Uma solução para estas duas tendências menos positivas
passaria por uma atitude pró activa, orientada para o
mercado potencial do INESC Porto, o tecido empresarial.
Instituições na fronteira da I&D têm formalizado esta função
através da criação de “liaison offices” no sentido de
desenvolver mercado e sintonizar oportunidades de negócio.
Atente-se ao exemplo da
CSIRO “Commonwealth scientific and industrial
research organization”, na Austrália. Esta aposta na
especialização funcional é tanto mais pertinente quando nos
interrogamos se é viável um colaborador investigar,
leccionar e gerar ideias para projectos, ao mesmo tempo que
busca contratos e vende as competências da instituição.
A traquinice familiar de que era alvo avisa-nos para a
excessiva sedução pelas luzes da festa. Se nos aproximamos
em demasia, perdemos clarividência, e ficamos sujeitos ao
chantilly. Mais vale soprar as velas à distância. Além
de se treinar o fôlego, festeja-se com sentido no futuro.

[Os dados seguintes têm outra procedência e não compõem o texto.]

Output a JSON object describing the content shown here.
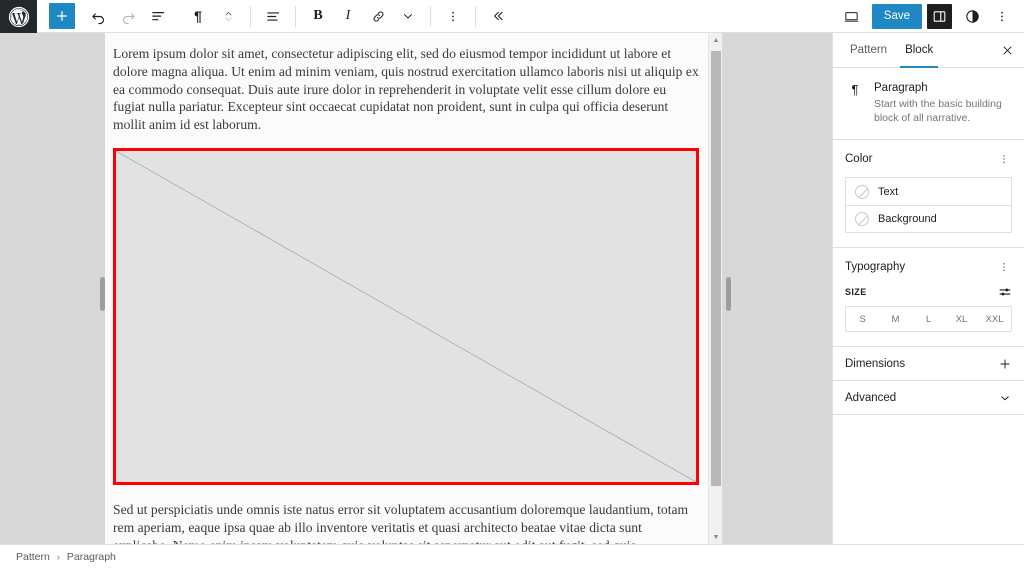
{
  "app": {
    "name": "WordPress Block Editor",
    "logo_icon": "wordpress-logo-icon"
  },
  "toolbar": {
    "add_block_label": "+",
    "add_block_icon": "plus-icon",
    "undo_icon": "undo-arrow-icon",
    "redo_icon": "redo-arrow-icon",
    "list_view_icon": "list-view-icon",
    "block_type_icon": "paragraph-pilcrow-icon",
    "block_type_glyph": "¶",
    "move_updown_icon": "move-up-down-icon",
    "align_icon": "text-align-icon",
    "bold_label": "B",
    "bold_icon": "bold-icon",
    "italic_label": "I",
    "italic_icon": "italic-icon",
    "link_icon": "link-icon",
    "more_rich_text_icon": "chevron-down-icon",
    "block_options_icon": "vertical-ellipsis-icon",
    "collapse_icon": "double-chevron-left-icon",
    "preview_icon": "desktop-preview-icon",
    "save_label": "Save",
    "settings_sidebar_icon": "sidebar-panel-icon",
    "styles_icon": "contrast-circle-icon",
    "options_icon": "vertical-ellipsis-icon"
  },
  "editor": {
    "blocks": [
      {
        "type": "paragraph",
        "text": "Lorem ipsum dolor sit amet, consectetur adipiscing elit, sed do eiusmod tempor incididunt ut labore et dolore magna aliqua. Ut enim ad minim veniam, quis nostrud exercitation ullamco laboris nisi ut aliquip ex ea commodo consequat. Duis aute irure dolor in reprehenderit in voluptate velit esse cillum dolore eu fugiat nulla pariatur. Excepteur sint occaecat cupidatat non proident, sunt in culpa qui officia deserunt mollit anim id est laborum."
      },
      {
        "type": "image-placeholder",
        "selected": true,
        "selection_color": "#ff0000",
        "alt": ""
      },
      {
        "type": "paragraph",
        "text": "Sed ut perspiciatis unde omnis iste natus error sit voluptatem accusantium doloremque laudantium, totam rem aperiam, eaque ipsa quae ab illo inventore veritatis et quasi architecto beatae vitae dicta sunt explicabo. Nemo enim ipsam voluptatem quia voluptas sit aspernatur aut odit aut fugit, sed quia consequuntur magni dolores eos qui ratione voluptatem sequi nesciunt."
      }
    ],
    "scrollbar": {
      "up_arrow_glyph": "▲",
      "down_arrow_glyph": "▼",
      "name": "editor-vertical-scrollbar"
    },
    "left_resize_handle": "left-canvas-resize-handle",
    "right_resize_handle": "right-canvas-resize-handle"
  },
  "sidebar": {
    "tabs": [
      {
        "label": "Pattern",
        "active": false
      },
      {
        "label": "Block",
        "active": true
      }
    ],
    "close_icon": "close-x-icon",
    "active_tab_color": "#1e87c4",
    "block_card": {
      "icon": "paragraph-pilcrow-icon",
      "icon_glyph": "¶",
      "title": "Paragraph",
      "description": "Start with the basic building block of all narrative."
    },
    "color_panel": {
      "title": "Color",
      "more_icon": "vertical-ellipsis-icon",
      "rows": [
        {
          "label": "Text",
          "swatch": "empty-color-swatch"
        },
        {
          "label": "Background",
          "swatch": "empty-color-swatch"
        }
      ]
    },
    "typography_panel": {
      "title": "Typography",
      "more_icon": "vertical-ellipsis-icon",
      "size_label": "SIZE",
      "size_tools_icon": "sliders-settings-icon",
      "size_options": [
        "S",
        "M",
        "L",
        "XL",
        "XXL"
      ],
      "selected_size": null
    },
    "dimensions_panel": {
      "title": "Dimensions",
      "icon": "plus-icon"
    },
    "advanced_panel": {
      "title": "Advanced",
      "icon": "chevron-down-icon"
    }
  },
  "statusbar": {
    "breadcrumb": [
      "Pattern",
      "Paragraph"
    ],
    "separator": "›"
  }
}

O CONSULTOR DO LEITOR COMENTA
Caro André Fernandes, todos beneficiamos de pessoas que
se ocupem com pensamentos lúcidos, como os que te deste ao
trabalho de alinhar.
O nosso problema, em Portugal, é termos excesso de
diagnósticos e carência de terapêuticas (vês? isto é ainda
outro diagnóstico...). Diz-se repetidamente: " as pessoas
deveriam criar empresas, deveriam isto, deveriam aquilo..."
- mas são sempre as outras que deveriam.
Não podemos simplesmente pegar nos académicos, com um
perfil de ocupação como o que descreveste, e agora mandá-los
criar empresas. Tu já protestaste por lhes pedirmos que
tratem de arranjar contratos... Mas é que do contrato à
empresa o passo é mais curto, e mais fácil de dar, do que da
aula à empresa. Por isso, estamos no caminho certo, ainda
que o caminho tenha muito que percorrer.
O que precisamos, também, é de apostar na concretização
de doutoramentos na indústria - para criarmos doutorados que
compreendam o que é uma empresa. Existem mecanismos de apoio
estatal a isso - mas pouca viabilização prática. Vamos a
isso, portanto.
O orgulho que parece teres no INESC Porto, é justo e
merecido. Agora, precisas de contabilizar o que vais fazer
para que, dentro de tempos, outros venham a sentir iguais
motivos de orgulho, quando cá entrarem.
Para esta atitude te convoco, e a todos nós: marca a
diferença para a cultura do lamento tão portuguesa. Nunca
pares na interrogação do que é que se deveria fazer, mas
mostra como fazê-lo com o teu exemplo.